1. Kumulus, ou la violente douceur de la refondation d’une communauté sensible dans le théâtre de rue.

Parce qu’il se situe dans l’espace public, le théâtre de rue permet à la fois de conquérir un autre public que celui sclérosé et minoritaire du théâtre de salle, et de redonner sens à l’espace urbain, dans une société de plus en plus marquée par la privatisation de l’espace public et par la désagrégation des liens sociaux, ces deux phénomènes contribuant à la disparition du bien commun, de ce qui rassemble et fonde la communauté politique. Nous avons également pu mesurer dans notre premier chapitre combien cet enjeu actuel du théâtre de rue se trouve, sinon en contradiction, du moins en tension avec un autre, hérité de sa jeunesse soixantuitarde.

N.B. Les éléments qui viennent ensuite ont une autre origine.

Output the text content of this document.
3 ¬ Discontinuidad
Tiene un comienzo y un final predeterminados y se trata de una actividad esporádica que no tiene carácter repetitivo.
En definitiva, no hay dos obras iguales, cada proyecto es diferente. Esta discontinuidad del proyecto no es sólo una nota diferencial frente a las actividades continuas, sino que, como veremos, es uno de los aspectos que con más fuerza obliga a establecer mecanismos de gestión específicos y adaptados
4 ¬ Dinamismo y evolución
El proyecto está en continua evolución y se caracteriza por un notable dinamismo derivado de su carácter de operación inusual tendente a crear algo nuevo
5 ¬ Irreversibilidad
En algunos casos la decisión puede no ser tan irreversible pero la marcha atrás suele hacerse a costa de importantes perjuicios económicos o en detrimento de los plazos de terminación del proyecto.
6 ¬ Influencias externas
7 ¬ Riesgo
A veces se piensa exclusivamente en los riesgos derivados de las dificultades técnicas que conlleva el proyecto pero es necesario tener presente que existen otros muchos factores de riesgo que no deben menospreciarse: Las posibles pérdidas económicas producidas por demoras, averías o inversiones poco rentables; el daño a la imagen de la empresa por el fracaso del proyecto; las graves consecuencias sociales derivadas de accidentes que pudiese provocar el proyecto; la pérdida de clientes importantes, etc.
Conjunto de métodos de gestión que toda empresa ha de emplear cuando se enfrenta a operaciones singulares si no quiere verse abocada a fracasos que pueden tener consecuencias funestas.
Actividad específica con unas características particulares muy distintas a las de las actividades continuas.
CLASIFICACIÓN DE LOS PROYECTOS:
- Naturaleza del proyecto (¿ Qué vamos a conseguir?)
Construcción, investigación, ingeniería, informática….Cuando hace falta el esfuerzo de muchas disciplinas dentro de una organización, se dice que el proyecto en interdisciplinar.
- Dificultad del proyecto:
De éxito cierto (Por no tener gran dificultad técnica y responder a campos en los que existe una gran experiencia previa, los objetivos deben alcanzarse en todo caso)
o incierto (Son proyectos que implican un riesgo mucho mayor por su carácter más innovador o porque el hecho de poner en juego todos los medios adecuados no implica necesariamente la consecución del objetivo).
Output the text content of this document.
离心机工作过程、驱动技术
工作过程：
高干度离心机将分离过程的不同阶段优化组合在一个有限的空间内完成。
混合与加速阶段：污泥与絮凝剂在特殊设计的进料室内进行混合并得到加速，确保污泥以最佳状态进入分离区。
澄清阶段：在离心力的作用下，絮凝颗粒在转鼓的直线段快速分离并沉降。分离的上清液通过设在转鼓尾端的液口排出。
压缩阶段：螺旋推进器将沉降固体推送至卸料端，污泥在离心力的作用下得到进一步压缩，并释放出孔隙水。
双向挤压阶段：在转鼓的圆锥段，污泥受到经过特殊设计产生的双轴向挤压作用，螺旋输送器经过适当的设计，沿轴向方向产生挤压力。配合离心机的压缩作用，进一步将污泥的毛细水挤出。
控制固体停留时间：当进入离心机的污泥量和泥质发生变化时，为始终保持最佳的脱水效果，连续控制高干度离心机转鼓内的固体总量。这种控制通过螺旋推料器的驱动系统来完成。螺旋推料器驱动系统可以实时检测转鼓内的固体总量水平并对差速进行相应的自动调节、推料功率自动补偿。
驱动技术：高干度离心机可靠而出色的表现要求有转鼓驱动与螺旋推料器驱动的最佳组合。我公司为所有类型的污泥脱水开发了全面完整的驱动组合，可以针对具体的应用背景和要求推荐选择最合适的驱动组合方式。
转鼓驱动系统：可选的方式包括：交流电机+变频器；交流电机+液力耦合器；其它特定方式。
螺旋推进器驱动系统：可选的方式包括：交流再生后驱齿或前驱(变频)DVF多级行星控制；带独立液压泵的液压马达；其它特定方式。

Les frottements entre la mission de rassemblement de la communauté théâtrale et politique et l’ancienne et renouvelée vocation contestataire du théâtre de rue se manifestent nous l’avons vu au niveau des subventions et des commanditaires. Reste à voir à présent leurs manifestations esthétiques, c’est pourquoi nous souhaitons à présent reprendre et creuser l’exemple précédemment évoqué de la compagnie Kumulus, l’une des premières grandes compagnies de théâtre de rue, dont la date de création, 1986, coïncide peu ou prou avec le début de la période qui nous occupe.